What is the grad_outputs kwarg in autograd.grad?

I am having trouble understanding exactly what this line means in the docs

grad_outputs (sequence of Tensor) – The “vector” in the Jacobian-vector product. Usually gradients w.r.t. each output. None values can be specified for scalar Tensors or ones that don’t require grad. If a None value would be acceptable for all grad_tensors, then this argument is optional. Default: None.

I see this thread which partially explains it (None is equivalent to passing in torch.ones(...) of the proper size) but I still don’t really understand what it is for or what it should be used for.

Any input?

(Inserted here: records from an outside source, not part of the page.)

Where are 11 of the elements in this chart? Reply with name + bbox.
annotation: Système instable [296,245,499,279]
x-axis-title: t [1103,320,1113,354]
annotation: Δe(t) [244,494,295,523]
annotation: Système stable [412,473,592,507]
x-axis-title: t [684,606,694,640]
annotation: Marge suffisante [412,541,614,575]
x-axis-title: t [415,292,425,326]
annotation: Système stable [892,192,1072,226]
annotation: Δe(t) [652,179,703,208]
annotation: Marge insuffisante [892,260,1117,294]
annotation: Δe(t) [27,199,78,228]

Thanks

1 Like

Hi,

None is equivalent to passing in torch.ones(...) of the proper size

This is only true for an output with a single element!

Otherwise, you can see these outputs as providing dL/dout (where L is your loss) so that the autograd can compute dL/dw (where w are the parameters for which you want the gradients) as dL/dw = dL/dout * dout/dw.

Another way to see this as mentioned in the doc is that autograd only computes a vector matrix product between a vector v and the Jacobian of the function. grad_outputs allow you to specifiy this vector v.

Thanks for your answer, so the vector passed in will not be mutated, but it will have an effect on the final gradients that come out of the grad function?

Is there a simple use case to illustrate why someone would need this?

In most cases, you can do without it, but for example, you can replace:

loss = l1 + 2 * l2
autograd.grad(loss, inp)

by

autograd.grad((l1, l2), inp, grad_outputs=(torch.ones_like(l1), 2 * torch.ones_like(l2))

Which is going to be slightly faster.
Also some algorithms require you to compute x * J for some x. You can avoid having to compute the full Jacobian J by simply providing x as a grad_output.

3 Likes

Thanks for the help. Just one more thing. It seems that by the code you posted, passing in torch.ones(...) will not have a material affect on the final outcome, right? seems like that conflicts with the comment about a single element, but I am not sure

I assume above that l1 and l2 are scalar value! Sorry :smiley:
I just use ones_like() to get a Tensor with a 1 on the right device and with the right dtype.

1 Like

this example really useful for me to understand the grad_outputs argument, I think it could be added to the document of autograd to help more people like me

Thanks for that answer, I would add that torch.ones could be seen as the derivative of the identity map, in this way the backward differentiation can be initialized. It acts as a seed in some sense !